To enable off-chain communicaiton between collators, a dedicated P2P network is created.
This Speculative Messaging Network includes collators from al parachains that opt into
speculative messaging.

Alternative architectures were considered:

  • Routing through relay chain peers: Adds unnecessary laod and stress on the relay chain,
    as well as new protocols for message exchange between collators.
  • Spawning a dedicated network backend for each parachain: Highly resource-intensive and doesn't scale
    well with the number of parachains.

By deploying a single network backend for the entire speculative messaging work, we keep the relay chain side
changes to a minimum (needed for JAM compatibility) and we can leverage the existing bootnodes on DHT
mechanism for collator discovery.

The Speculative Messaging Network exposes the following protocols:

  • Kademlia DHT: /spec-msg/kad for peer discovery.
  • Identify and Ping: /spec-msg/identify and /spec-msg/ping for obtaining peer addresses and keeping connections alive.
  • Speculative Messaging Protocol: /spec-msg/exchange for exchanging messages between collators.
  • Light Client Request-Response: /spec-msg/light/2 for fetching authority discovery keys of other collators.
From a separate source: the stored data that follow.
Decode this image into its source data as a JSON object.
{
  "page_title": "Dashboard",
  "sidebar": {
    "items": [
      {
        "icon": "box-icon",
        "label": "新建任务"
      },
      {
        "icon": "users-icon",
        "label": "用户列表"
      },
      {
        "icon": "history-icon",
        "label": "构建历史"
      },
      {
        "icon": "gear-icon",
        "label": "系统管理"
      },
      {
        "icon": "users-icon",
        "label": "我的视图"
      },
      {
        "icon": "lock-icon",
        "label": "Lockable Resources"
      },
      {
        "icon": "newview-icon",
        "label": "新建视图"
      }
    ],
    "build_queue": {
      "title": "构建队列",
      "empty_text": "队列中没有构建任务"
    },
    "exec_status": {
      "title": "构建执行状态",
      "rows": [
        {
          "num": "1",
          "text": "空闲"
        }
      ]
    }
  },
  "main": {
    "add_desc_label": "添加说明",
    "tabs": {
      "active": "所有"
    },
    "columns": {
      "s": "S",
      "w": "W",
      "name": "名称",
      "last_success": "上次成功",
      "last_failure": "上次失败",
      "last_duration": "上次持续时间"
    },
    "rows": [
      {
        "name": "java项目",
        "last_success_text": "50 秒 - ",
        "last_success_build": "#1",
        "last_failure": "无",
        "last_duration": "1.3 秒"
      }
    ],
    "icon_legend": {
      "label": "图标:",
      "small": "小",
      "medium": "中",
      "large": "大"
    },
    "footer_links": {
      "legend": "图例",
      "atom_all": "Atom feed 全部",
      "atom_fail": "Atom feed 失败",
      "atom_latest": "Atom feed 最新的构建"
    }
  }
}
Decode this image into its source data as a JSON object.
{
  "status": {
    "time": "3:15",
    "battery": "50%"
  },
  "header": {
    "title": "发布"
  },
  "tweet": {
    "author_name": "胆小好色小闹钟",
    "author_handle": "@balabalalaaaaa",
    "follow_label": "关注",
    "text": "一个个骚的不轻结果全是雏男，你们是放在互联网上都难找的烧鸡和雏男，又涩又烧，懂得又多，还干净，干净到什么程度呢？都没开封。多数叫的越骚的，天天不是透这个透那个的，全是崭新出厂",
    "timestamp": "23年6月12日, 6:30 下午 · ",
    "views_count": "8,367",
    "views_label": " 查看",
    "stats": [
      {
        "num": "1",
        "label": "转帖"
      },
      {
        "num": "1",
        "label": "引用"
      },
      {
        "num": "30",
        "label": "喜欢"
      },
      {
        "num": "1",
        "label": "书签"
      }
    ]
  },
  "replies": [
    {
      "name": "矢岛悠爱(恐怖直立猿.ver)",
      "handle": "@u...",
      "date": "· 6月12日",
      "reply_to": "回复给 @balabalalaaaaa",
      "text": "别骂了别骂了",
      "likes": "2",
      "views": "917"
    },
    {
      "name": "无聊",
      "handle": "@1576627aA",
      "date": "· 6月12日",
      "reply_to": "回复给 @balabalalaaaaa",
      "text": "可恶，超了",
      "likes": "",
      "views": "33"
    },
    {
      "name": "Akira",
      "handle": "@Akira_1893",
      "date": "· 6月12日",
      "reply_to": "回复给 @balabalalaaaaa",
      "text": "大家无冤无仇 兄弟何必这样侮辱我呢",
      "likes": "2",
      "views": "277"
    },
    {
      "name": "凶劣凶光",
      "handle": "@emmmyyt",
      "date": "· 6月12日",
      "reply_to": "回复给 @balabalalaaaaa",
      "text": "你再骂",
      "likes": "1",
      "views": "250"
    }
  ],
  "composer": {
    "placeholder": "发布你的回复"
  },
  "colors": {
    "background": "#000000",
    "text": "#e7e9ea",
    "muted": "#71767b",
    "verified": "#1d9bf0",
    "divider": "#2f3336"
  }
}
Parachains outside a trust domain, or those that don't wish to participate can simply ignore the Speculative Messaging
Network and not register themselves in the DHT.

Bootnodes for the Speculative Messaging Network

The architecture leverages the existing bootnodes on DHT mechanism on the relay chain side.
For more info, see RFC 08.

Typically, relay chain peers of parachains advertise themselves as providers under the key para ID || epoch randomness
in the relay chain DHT. Only the 20 closest peer IDs to this key are kept as providers, and the provider set is updated on every epoch change.

Similarly, relay chain peers of collators advertise themselves as providers in the relay chain DHT.
This utilizes the ADD_PROVIDER mechanism of the Kademlia DHT.
The routing key is defined as sha256(concat("spec-msg", epoch randomness)), where the epoch randomness has the
same semantics of the RFC 08, and can be obtained by calling BabeApi_currentEpoch.

This extracts the relay chain side peer IDs of the 20 closest peers to the speculative messaging key.
To obtain the actual bootnode addresses, the /paranode request-response is extended in a backwards compatible way.
Originally, this request accepted a SCALE-compact-encoded para ID and returned a list of bootnode multiaddresses
for that parchain. The protocol is extended to support the SCALE-compact-encoded spec-msg key as input,
and the response is a list of multiaddresses of the collators that are bootnodes for the Speculative Messaging Network.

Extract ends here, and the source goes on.